I'll try to help out a bit here. I play almost exclusively that technique, and find it extremely versatile for many applications.
I'll try to get to the salient points of this playing style.
First, pick a song that utilizes this technique over an array of rythm and leads so as to get the general idea of how each is applied.
The one song that I highly recommend, which is like a textbook of this techqnue is Alan Jackson's "Who's Cheatin' Who". This is Brent Mason playing, what is what I consider the quintessential Chiken Pickin' showcase. It's also very do-able for beginners to pick up.
Make sure that you are fully engaging your pick, middle, and ring fingers. (Hybrid Picking) To get that really snappy tone, you've really got to use those fingers strongly, and really snap the strings. I also use acrylic glue on nails, since due to strong attack , it will eat my natural nails for breakfast in no time. So much of that chicken pickin' sound comes from the "snapping" nature of the picking fingers. Don't be afraid to almost over-do it, and then back off a bit to taste to find the sweet spot.
If you have been a flat picker up until now, it's going to take some time to "train" out of that mode. Take the time to slow down and re-learn how to do the licks to really take advantage of the extra fingers in play. Once you've got that down, it will eventually become second nature. For example, think about a picking run that goes from one string to the next. In the typical flat-picking style, one would simply pick all the notes with the pick. In hybrid picking, you may, for example, pick the first note of the next adjacent string with your middle finger. It's incredibly efficient when you nail it.
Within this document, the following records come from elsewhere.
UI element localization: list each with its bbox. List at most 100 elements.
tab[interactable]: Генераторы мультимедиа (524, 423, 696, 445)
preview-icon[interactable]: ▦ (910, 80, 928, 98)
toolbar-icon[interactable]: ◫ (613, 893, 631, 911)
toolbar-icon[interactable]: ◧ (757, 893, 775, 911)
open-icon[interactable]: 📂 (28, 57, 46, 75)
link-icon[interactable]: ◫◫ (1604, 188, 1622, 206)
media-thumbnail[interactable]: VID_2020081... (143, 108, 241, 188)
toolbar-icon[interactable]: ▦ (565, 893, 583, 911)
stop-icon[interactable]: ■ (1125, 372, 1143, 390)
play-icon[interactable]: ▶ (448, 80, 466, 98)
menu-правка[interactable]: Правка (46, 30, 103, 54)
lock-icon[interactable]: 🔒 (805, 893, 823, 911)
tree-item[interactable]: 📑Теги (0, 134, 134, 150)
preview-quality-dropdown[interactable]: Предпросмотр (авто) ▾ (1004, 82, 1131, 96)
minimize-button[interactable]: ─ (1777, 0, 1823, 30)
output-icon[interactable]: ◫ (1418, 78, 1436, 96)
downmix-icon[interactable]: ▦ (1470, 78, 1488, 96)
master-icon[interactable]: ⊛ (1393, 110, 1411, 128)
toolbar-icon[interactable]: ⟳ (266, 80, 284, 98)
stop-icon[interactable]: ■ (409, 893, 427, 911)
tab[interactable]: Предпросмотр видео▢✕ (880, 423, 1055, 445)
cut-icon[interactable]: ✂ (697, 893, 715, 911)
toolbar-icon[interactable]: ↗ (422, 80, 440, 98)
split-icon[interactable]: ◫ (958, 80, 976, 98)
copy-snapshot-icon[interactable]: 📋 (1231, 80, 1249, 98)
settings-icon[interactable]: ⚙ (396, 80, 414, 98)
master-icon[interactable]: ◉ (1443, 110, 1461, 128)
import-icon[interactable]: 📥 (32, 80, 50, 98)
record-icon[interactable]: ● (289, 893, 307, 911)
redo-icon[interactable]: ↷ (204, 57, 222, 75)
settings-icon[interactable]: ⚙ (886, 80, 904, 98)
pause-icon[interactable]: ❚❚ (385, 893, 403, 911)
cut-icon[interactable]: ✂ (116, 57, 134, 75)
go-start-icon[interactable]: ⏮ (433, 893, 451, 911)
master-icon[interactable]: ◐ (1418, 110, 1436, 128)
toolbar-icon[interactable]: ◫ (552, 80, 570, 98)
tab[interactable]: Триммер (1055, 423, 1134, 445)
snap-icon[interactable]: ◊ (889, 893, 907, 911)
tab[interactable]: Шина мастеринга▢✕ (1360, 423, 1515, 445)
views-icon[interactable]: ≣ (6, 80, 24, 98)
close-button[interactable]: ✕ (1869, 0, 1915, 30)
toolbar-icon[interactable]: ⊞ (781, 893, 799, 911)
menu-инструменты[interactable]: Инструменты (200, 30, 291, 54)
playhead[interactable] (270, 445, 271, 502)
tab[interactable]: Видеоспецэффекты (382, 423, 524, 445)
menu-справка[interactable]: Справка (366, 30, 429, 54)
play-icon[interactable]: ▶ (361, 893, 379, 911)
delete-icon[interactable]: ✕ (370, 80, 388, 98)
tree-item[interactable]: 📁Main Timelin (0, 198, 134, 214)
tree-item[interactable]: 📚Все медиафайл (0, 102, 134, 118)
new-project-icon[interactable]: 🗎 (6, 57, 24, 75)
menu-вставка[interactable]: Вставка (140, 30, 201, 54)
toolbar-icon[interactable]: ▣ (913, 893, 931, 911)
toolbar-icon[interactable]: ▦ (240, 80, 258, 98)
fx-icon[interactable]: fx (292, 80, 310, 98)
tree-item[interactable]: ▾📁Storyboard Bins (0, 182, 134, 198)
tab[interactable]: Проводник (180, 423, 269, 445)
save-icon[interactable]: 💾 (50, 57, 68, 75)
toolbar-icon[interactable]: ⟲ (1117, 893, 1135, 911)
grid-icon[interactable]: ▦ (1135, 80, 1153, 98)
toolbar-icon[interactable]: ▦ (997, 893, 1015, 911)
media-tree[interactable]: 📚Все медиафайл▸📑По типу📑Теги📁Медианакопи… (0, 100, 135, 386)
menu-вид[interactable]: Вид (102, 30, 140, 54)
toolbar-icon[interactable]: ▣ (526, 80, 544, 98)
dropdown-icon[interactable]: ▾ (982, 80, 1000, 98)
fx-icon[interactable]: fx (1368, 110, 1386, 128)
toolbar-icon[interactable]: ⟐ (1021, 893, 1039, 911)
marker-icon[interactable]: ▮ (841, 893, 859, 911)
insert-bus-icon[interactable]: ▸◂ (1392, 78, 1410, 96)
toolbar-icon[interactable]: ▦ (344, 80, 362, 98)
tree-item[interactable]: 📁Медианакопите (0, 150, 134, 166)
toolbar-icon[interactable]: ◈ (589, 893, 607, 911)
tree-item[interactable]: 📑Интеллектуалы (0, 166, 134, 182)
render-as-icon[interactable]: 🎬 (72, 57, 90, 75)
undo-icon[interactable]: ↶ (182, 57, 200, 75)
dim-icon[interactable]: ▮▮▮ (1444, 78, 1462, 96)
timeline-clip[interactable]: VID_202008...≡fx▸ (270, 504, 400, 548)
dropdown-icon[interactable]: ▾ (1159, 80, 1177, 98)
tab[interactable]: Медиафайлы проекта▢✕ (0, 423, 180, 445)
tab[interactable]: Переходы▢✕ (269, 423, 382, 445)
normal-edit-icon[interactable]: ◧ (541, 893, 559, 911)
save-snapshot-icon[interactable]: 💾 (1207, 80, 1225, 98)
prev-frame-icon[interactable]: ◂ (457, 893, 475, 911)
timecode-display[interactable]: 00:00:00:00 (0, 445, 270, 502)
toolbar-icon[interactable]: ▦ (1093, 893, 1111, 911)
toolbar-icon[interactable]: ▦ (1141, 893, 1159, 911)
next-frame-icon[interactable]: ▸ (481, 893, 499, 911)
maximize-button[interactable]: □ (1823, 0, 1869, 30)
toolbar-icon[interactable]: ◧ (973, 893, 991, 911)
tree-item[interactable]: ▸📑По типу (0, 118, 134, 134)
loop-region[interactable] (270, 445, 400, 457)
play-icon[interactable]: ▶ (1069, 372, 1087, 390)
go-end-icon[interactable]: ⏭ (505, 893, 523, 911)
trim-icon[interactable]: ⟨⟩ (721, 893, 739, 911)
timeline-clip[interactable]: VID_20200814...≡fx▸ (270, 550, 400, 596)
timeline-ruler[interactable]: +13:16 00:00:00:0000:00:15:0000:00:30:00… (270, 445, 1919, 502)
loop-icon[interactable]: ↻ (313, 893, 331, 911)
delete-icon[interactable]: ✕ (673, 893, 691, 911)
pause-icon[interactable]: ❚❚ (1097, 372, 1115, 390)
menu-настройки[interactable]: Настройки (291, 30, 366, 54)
Other than that, I honestly feel the best way to approach this is to pick a song like "Who's Cheatin' Who" and just learn it bang-on. I think you will zero right in on it. I can't emphasize enough how great of a learning tool that one particular song is. I use that one to start off my guitar students also.
If you see the clips in my signature, they are 100% hybrid picked. It's about all I ever use now, since it's very efficient and opens up so many picking/rythmic possibilities.
Let me know if you have any more questions, I'd be happy to help.